Though the Jewish community rose to the occasion in providing remote events during the height of the pandemic, many of us missed the intimacy of entering a synagogue for services.
Whether for holidays or weekly Shabbat services, there is an unmistakable closeness that comes from getting together in person that a lot of remote gatherings have difficulty replicating. This may be partially because a lot of us don’t look directly at everyone’s faces for the duration of a service, or that videoconferencing doesn’t lend itself well to breakaway conversations or socializing in small groups. But there are other rituals, particularly those involving touch and proximity, that are lost when we go remote. Now that some in-person events are beginning again, I spoke to a few Jewish young adults about what they’re looking forward to experiencing again.
Rachel L. mentioned the act of touching a siddur to the Torah and then kissing it. “It may be a while before I’m fully comfortable in an in-person setting,” she said. “But that’s a little thing I didn’t think I would miss.” She, like several others, is also looking forward to singing in a group, rather than at home. “It sounds better,” she said, laughing. “And it’s easier to stay in time in-person, without the lag.”
Esther B. also missed singing: “I didn’t mind attending services remotely, but there’s something strangely peaceful about getting together and maintaining a ritual every week. Shabbat services are a grounding force in my life, and I’m glad I got to keep attending during the pandemic.” Esther went on to talk about the remote Shabbat dinners she hosted, and how, now that her family and friends are getting vaccinated, she’s planning her first in-person event. “We used to get together a little later, after services,” she said. “When we were sheltering in place, a couple of my friends and I would cook similar meals and then eat together over a video call. I’m excited to cook for more than one again!”

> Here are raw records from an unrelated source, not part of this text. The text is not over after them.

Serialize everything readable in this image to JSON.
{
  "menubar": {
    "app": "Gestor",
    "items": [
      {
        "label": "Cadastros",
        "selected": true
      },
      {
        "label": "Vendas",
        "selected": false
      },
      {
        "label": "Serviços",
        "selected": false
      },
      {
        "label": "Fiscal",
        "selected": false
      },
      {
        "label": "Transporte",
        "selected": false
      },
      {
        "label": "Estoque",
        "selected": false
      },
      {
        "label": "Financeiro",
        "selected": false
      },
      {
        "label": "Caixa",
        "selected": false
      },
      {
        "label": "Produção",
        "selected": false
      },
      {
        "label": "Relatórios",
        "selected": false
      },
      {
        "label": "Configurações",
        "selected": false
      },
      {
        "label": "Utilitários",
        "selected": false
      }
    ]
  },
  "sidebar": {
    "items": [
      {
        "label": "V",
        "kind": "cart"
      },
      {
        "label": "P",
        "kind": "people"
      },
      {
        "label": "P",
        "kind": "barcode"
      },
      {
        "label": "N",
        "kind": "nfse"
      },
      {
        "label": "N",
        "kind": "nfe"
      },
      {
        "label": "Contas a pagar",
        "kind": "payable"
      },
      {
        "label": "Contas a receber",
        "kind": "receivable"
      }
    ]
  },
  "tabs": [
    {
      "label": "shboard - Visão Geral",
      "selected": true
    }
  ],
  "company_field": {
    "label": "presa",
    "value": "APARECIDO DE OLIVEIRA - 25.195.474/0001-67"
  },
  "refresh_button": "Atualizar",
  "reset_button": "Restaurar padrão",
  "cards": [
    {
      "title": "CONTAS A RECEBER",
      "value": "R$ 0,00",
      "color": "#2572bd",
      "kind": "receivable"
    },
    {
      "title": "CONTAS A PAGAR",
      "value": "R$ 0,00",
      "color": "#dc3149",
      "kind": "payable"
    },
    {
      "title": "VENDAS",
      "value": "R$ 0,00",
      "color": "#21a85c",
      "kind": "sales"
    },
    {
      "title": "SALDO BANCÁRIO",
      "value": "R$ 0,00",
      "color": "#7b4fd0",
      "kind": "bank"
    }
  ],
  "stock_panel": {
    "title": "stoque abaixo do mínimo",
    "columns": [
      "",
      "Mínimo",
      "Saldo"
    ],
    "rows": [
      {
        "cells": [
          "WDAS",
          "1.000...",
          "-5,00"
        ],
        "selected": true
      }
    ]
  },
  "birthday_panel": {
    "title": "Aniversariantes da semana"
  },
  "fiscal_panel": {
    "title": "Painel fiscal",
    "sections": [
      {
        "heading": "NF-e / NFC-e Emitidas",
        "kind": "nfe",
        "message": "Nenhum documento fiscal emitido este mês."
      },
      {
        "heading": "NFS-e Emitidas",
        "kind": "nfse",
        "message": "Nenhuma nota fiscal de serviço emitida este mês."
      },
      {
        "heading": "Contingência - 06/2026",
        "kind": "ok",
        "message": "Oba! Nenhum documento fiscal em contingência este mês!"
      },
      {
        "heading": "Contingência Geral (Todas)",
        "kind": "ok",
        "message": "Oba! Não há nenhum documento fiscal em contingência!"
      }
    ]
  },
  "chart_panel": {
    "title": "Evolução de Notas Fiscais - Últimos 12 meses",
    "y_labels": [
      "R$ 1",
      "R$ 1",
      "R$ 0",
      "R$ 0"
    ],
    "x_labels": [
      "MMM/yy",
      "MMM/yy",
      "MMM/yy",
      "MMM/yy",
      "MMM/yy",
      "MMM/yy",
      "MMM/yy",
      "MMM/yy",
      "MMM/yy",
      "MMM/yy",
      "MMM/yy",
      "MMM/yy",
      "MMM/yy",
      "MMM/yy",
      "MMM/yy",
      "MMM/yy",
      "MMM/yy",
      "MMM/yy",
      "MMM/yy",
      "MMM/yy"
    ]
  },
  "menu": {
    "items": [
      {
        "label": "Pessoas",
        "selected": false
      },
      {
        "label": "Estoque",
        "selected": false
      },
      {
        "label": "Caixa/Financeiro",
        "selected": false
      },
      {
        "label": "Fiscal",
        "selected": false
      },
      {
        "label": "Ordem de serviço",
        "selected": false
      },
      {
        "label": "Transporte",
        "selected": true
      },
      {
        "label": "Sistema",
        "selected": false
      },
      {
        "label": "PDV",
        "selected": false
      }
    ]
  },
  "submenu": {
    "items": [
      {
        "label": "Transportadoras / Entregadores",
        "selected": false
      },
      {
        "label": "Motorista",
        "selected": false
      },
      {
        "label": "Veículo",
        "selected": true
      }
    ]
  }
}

When asked about what they were looking forward to, Sam S. immediately said they missed passing a loaf of challah around the table. “It’s so personal,” they said. “I hadn’t seen my parents in a while, and my dad usually bakes a loaf every week. We didn’t really use a knife; we just tore pieces off. When I see them next, that’s something I really missed.”
Communal meals came up a lot in our conversations, which makes sense as many Shabbat dinners were put on hold during the last year-and-a-half. Amidst the countless pieces about restaurant dining, I found it interesting that those I spoke to seemed to miss connecting with their loved ones no matter the setting. “It’s just been really nice to see everyone,” said Rachel. “People I recognized from synagogue, people I haven’t spoken to since everything started. I’m enjoying catching up with acquaintances and those I missed.”